(Reuters) – A federal judge in Michigan on Thursday gave preliminary approval to a $641 million partial settlement of lawsuits filed by victims of the Flint water crisis against the state, according to a court document.
U.S. District Judge Judith Levy wrote in the 72-page opinion that the preliminary agreement “does not resolve all of the Flint water cases” and that victims are fully able to pursue their own lawsuits and register objections to the settlement.
The Flint water crisis was one of the country’s worst public health crises in recent memory. The case became emblematic of racial inequality in the Unites States as it afflicted a city of about 100,000 people, more than half of whom are African-American.
Flint’s troubles began in 2014 after the city switched its water supply to the Flint River from Lake Huron to cut costs.

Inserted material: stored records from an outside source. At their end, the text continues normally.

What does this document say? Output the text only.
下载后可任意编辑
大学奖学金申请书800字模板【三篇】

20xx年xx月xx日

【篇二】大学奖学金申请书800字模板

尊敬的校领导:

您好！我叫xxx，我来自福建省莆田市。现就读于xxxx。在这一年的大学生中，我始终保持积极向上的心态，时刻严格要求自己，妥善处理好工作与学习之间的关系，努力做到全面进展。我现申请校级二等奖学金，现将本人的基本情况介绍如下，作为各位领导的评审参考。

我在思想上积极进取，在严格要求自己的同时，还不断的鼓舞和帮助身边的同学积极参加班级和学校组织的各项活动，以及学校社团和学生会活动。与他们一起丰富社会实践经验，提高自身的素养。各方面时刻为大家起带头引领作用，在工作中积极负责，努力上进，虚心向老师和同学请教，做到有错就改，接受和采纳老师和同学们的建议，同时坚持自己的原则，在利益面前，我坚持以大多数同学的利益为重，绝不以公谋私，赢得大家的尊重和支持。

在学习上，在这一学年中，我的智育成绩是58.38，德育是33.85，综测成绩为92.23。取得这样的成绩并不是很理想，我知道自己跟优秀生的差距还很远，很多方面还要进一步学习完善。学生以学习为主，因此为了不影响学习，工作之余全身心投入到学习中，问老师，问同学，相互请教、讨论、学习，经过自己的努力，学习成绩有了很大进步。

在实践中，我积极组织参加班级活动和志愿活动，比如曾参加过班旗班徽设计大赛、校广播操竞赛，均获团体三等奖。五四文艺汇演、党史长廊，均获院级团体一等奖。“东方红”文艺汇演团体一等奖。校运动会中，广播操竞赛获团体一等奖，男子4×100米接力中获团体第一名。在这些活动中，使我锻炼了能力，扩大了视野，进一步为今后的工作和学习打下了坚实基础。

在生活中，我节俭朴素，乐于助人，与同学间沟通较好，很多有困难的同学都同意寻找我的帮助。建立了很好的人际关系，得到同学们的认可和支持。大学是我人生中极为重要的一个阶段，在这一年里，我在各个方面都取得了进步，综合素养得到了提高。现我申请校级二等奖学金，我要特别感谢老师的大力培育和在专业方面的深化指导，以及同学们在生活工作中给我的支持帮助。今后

Corrosive river water caused lead to leach from pipes, contaminating the drinking water and causing an outbreak of Legionnaires’ disease.
Former Michigan Governor Rick Snyder, a Republican, was charged last week with two counts of willful neglect in relation to the crisis. Snyder has indicated he plans to fight the charges.
Levy wrote in Thursday’s court opinion that she knows many victims are not happy with various aspects of the settlement. She acknowledged that “there may be no amount of money that would fully recognize the harm the residents of Flint have experienced.”
Levy said victims have until the end of March to register to participate in the settlement.